1) For her: Give her words.
The more words and signs she has for communicating the more whining is reduced.
She whined to be picked up this last week and I told her 'say up', and now, that's what she does. She's whined for almost everything else but hey, one less is one less!
2) For me: Disconnect from the whining
Because I can't meet all the needs, because I can't stop all the whining, then I have to find a way to cope with it. What helped was disconnecting.
This is a tricky one. I'm so focused on being there for her that I'm a little surprised I thought of it and did it.
Disconnect doesn't mean ignore the child. And it doesn't mean disconnect from the child either, that's why it's tricky.
It means accept that I don't and can't have a solution every time.
It means that she owns her whining.
It means understand that the whining is neither personal nor an indication of my parenting.
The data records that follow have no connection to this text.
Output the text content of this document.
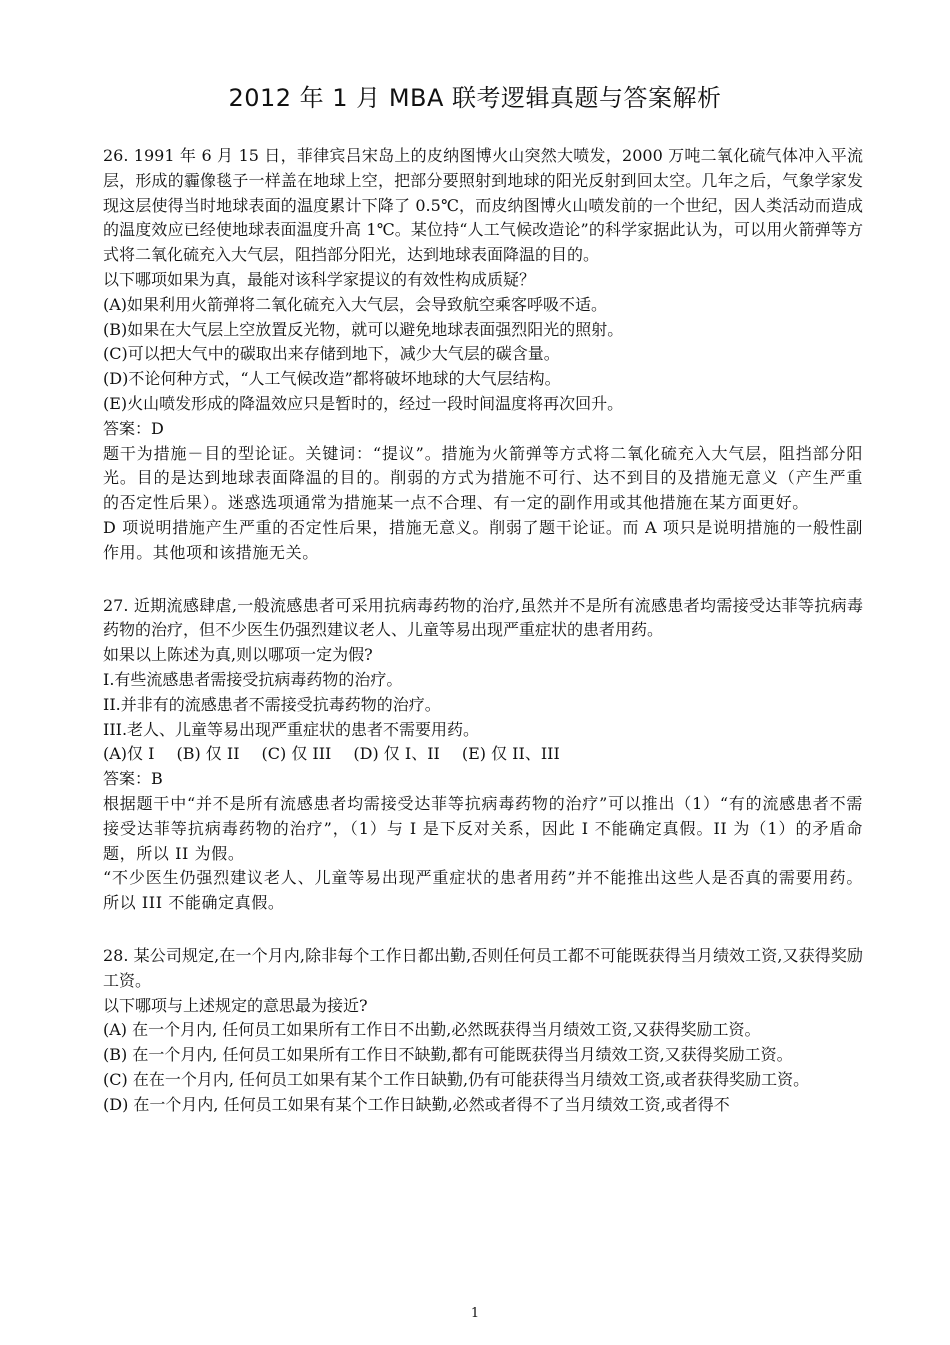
2012 年 1 月 MBA 联考逻辑真题与答案解析

26. 1991 年 6 月 15 日，菲律宾吕宋岛上的皮纳图博火山突然大喷发，2000 万吨二氧化硫气体冲入平流层，形成的霾像毯子一样盖在地球上空，把部分要照射到地球的阳光反射到回太空。几年之后，气象学家发现这层使得当时地球表面的温度累计下降了 0.5℃，而皮纳图博火山喷发前的一个世纪，因人类活动而造成的温度效应已经使地球表面温度升高 1℃。某位持“人工气候改造论”的科学家据此认为，可以用火箭弹等方式将二氧化硫充入大气层，阻挡部分阳光，达到地球表面降温的目的。

以下哪项如果为真，最能对该科学家提议的有效性构成质疑？

(A)如果利用火箭弹将二氧化硫充入大气层，会导致航空乘客呼吸不适。

(B)如果在大气层上空放置反光物，就可以避免地球表面强烈阳光的照射。

(C)可以把大气中的碳取出来存储到地下，减少大气层的碳含量。

(D)不论何种方式，“人工气候改造”都将破坏地球的大气层结构。

(E)火山喷发形成的降温效应只是暂时的，经过一段时间温度将再次回升。

答案：D

题干为措施－目的型论证。关键词：“提议”。措施为火箭弹等方式将二氧化硫充入大气层，阻挡部分阳光。目的是达到地球表面降温的目的。削弱的方式为措施不可行、达不到目的及措施无意义（产生严重的否定性后果）。迷惑选项通常为措施某一点不合理、有一定的副作用或其他措施在某方面更好。

D 项说明措施产生严重的否定性后果，措施无意义。削弱了题干论证。而 A 项只是说明措施的一般性副作用。其他项和该措施无关。

27. 近期流感肆虐,一般流感患者可采用抗病毒药物的治疗,虽然并不是所有流感患者均需接受达菲等抗病毒药物的治疗，但不少医生仍强烈建议老人、儿童等易出现严重症状的患者用药。

如果以上陈述为真,则以哪项一定为假?

I.有些流感患者需接受抗病毒药物的治疗。

II.并非有的流感患者不需接受抗毒药物的治疗。

III.老人、儿童等易出现严重症状的患者不需要用药。

(A)仅 I (B) 仅 II (C) 仅 III (D) 仅 I、II (E) 仅 II、III

答案：B

根据题干中“并不是所有流感患者均需接受达菲等抗病毒药物的治疗”可以推出（1）“有的流感患者不需接受达菲等抗病毒药物的治疗”，（1）与 I 是下反对关系，因此 I 不能确定真假。II 为（1）的矛盾命题，所以 II 为假。

“不少医生仍强烈建议老人、儿童等易出现严重症状的患者用药”并不能推出这些人是否真的需要用药。所以 III 不能确定真假。

28. 某公司规定,在一个月内,除非每个工作日都出勤,否则任何员工都不可能既获得当月绩效工资,又获得奖励工资。

以下哪项与上述规定的意思最为接近?

(A) 在一个月内, 任何员工如果所有工作日不出勤,必然既获得当月绩效工资,又获得奖励工资。

(B) 在一个月内, 任何员工如果所有工作日不缺勤,都有可能既获得当月绩效工资,又获得奖励工资。

(C) 在在一个月内, 任何员工如果有某个工作日缺勤,仍有可能获得当月绩效工资,或者获得奖励工资。

(D) 在一个月内, 任何员工如果有某个工作日缺勤,必然或者得不了当月绩效工资,或者得不

1
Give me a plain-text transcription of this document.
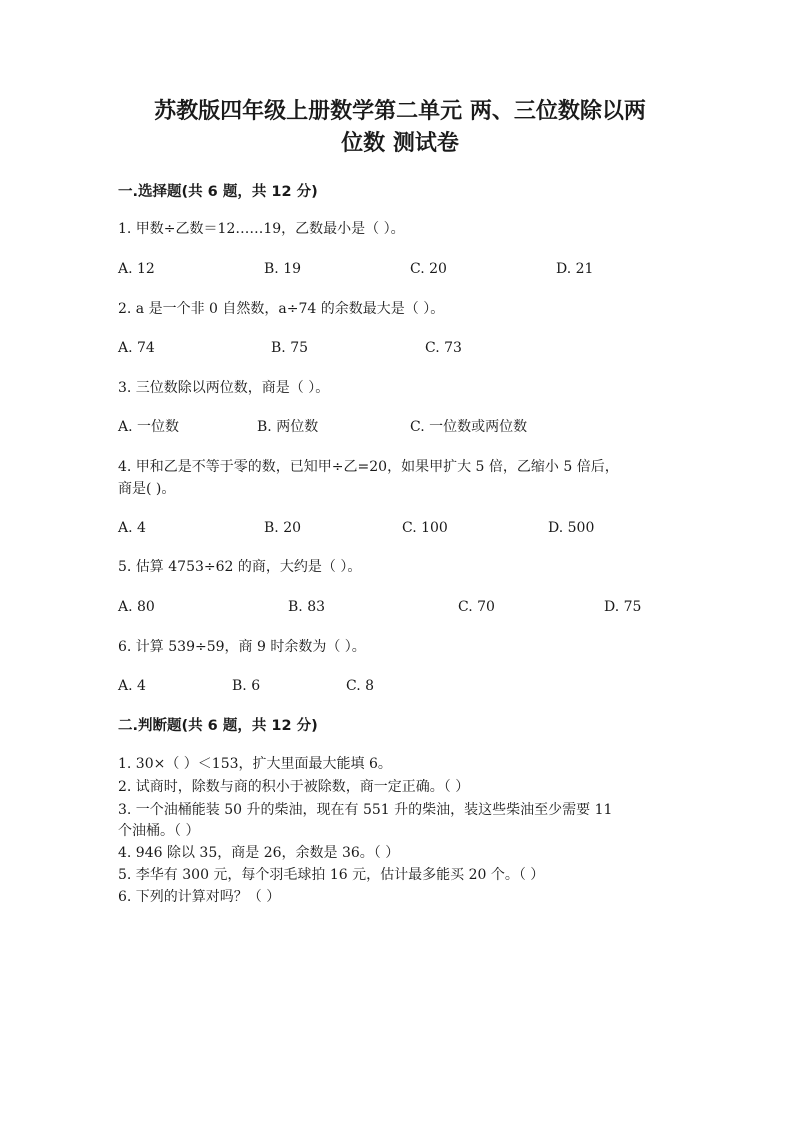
苏教版四年级上册数学第二单元 两、三位数除以两
位数 测试卷
一.选择题(共 6 题，共 12 分)

1. 甲数÷乙数＝12……19，乙数最小是（ ）。

A. 12	B. 19	C. 20	D. 21

2. a 是一个非 0 自然数，a÷74 的余数最大是（ ）。

A. 74	B. 75	C. 73

3. 三位数除以两位数，商是（ ）。

A. 一位数	B. 两位数	C. 一位数或两位数

4. 甲和乙是不等于零的数，已知甲÷乙=20，如果甲扩大 5 倍，乙缩小 5 倍后，

商是( )。

A. 4	B. 20	C. 100	D. 500

5. 估算 4753÷62 的商，大约是（ ）。

A. 80	B. 83	C. 70	D. 75

6. 计算 539÷59，商 9 时余数为（ ）。

A. 4	B. 6	C. 8
二.判断题(共 6 题，共 12 分)

1. 30×（ ）＜153，扩大里面最大能填 6。

2. 试商时，除数与商的积小于被除数，商一定正确。（ ）

3. 一个油桶能装 50 升的柴油，现在有 551 升的柴油，装这些柴油至少需要 11

个油桶。（ ）

4. 946 除以 35，商是 26，余数是 36。（ ）

5. 李华有 300 元，每个羽毛球拍 16 元，估计最多能买 20 个。（ ）

6. 下列的计算对吗？（ ）
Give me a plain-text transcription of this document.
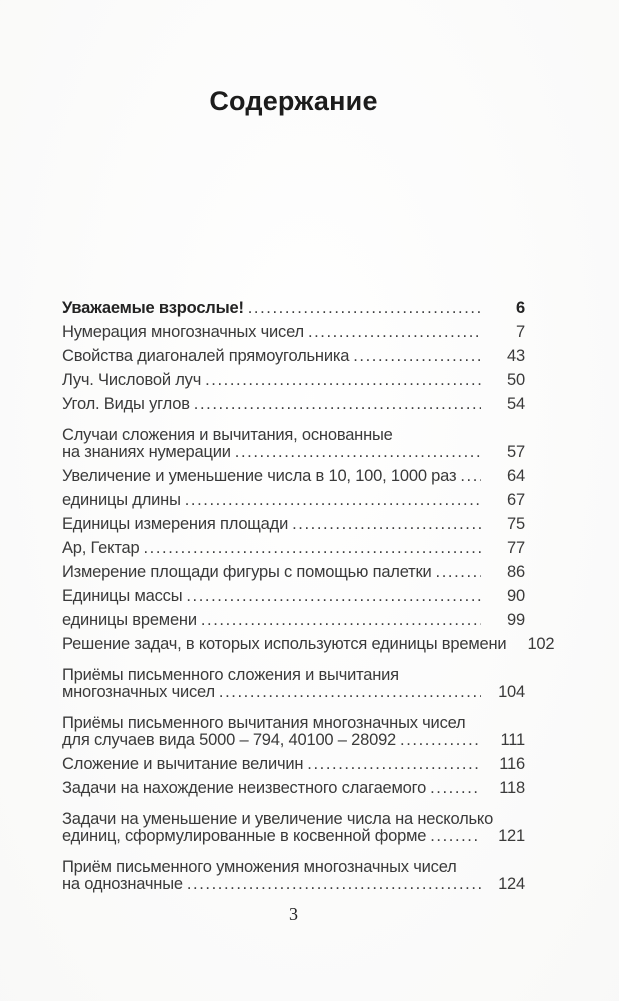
Содержание
Уважаемые взрослые! .....	6
Нумерация многозначных чисел .....	7
Свойства диагоналей прямоугольника .....	43
Луч. Числовой луч .....	50
Угол. Виды углов .....	54
Случаи сложения и вычитания, основанные
на знаниях нумерации .....	57
Увеличение и уменьшение числа в 10, 100, 1000 раз .....	64
единицы длины .....	67
Единицы измерения площади .....	75
Ар, Гектар .....	77
Измерение площади фигуры с помощью палетки .....	86
Единицы массы .....	90
единицы времени .....	99
Решение задач, в которых используются единицы времени	102
Приёмы письменного сложения и вычитания
многозначных чисел .....	104
Приёмы письменного вычитания многозначных чисел
для случаев вида 5000 – 794, 40100 – 28092 .....	111
Сложение и вычитание величин .....	116
Задачи на нахождение неизвестного слагаемого .....	118
Задачи на уменьшение и увеличение числа на несколько
единиц, сформулированные в косвенной форме .....	121
Приём письменного умножения многозначных чисел
на однозначные .....	124
3
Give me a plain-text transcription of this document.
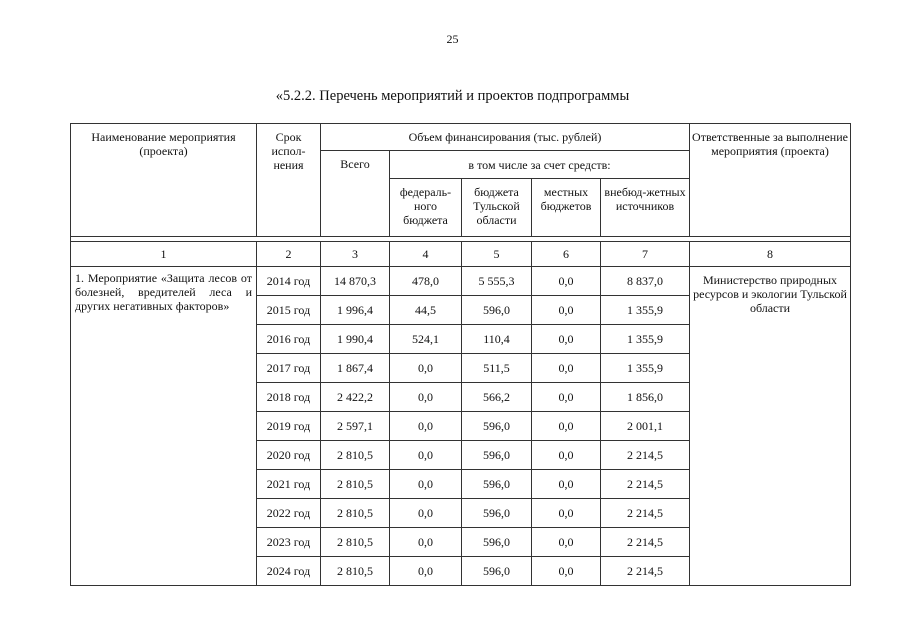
25
«5.2.2. Перечень мероприятий и проектов подпрограммы
Наименование мероприятия (проекта)	Срок испол-нения	Объем финансирования (тыс. рублей)					Ответственные за выполнение мероприятия (проекта)
		Всего	в том числе за счет средств:				
			федераль-ного бюджета	бюджета Тульской области	местных бюджетов	внебюд-жетных источников	

1	2	3	4	5	6	7	8
1. Мероприятие «Защита лесов от болезней, вредителей леса и других негативных факторов»	2014 год	14 870,3	478,0	5 555,3	0,0	8 837,0	Министерство природных ресурсов и экологии Тульской области
	2015 год	1 996,4	44,5	596,0	0,0	1 355,9	
	2016 год	1 990,4	524,1	110,4	0,0	1 355,9	
	2017 год	1 867,4	0,0	511,5	0,0	1 355,9	
	2018 год	2 422,2	0,0	566,2	0,0	1 856,0	
	2019 год	2 597,1	0,0	596,0	0,0	2 001,1	
	2020 год	2 810,5	0,0	596,0	0,0	2 214,5	
	2021 год	2 810,5	0,0	596,0	0,0	2 214,5	
	2022 год	2 810,5	0,0	596,0	0,0	2 214,5	
	2023 год	2 810,5	0,0	596,0	0,0	2 214,5	
	2024 год	2 810,5	0,0	596,0	0,0	2 214,5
It means rather than allow the noise to encompass me, overwhelm me, ring through every fibre and cell of my body, recognise that it is a noise 'out there'.
Very similar to the allowing to cry theory, once all her basic needs are met, then I allow her to whine while remaining available if she needs me. For now, that's how she's expressing her undefinable emotions. She has a right to them all.
3) For us: be a place of calm and certainty
Instead of flustering around her, I've let go that I can find a solution. So now I am there for her in my presence. I am uncertain of what she wants, but I am certain that I love her and that I am okay with her undefinable emotions.
Afterall, she is uncertain. Surely I'm not helping by flaffing around being uncertain too?!
This had the effect of shortening her whining! She continued whining throughut the day, but when I sat on the floor and hugged her and picked her up as she requested it, but didn't offer her anything else, she had her whine and then diverted her own attention.
You know what it felt like? Like she was thinking - right, ok, who the heck knows why I feel off, but it's ok, mama thinks it's ok, let's see what that toy does for a bit.
When do children need us to be the most strong and certain?
When they are upset (crying), when they are fearful (tantrums), and when they are uncertain (whining).
Warning: take me too seriously at your own risk.
"There are no facts, only interpretations."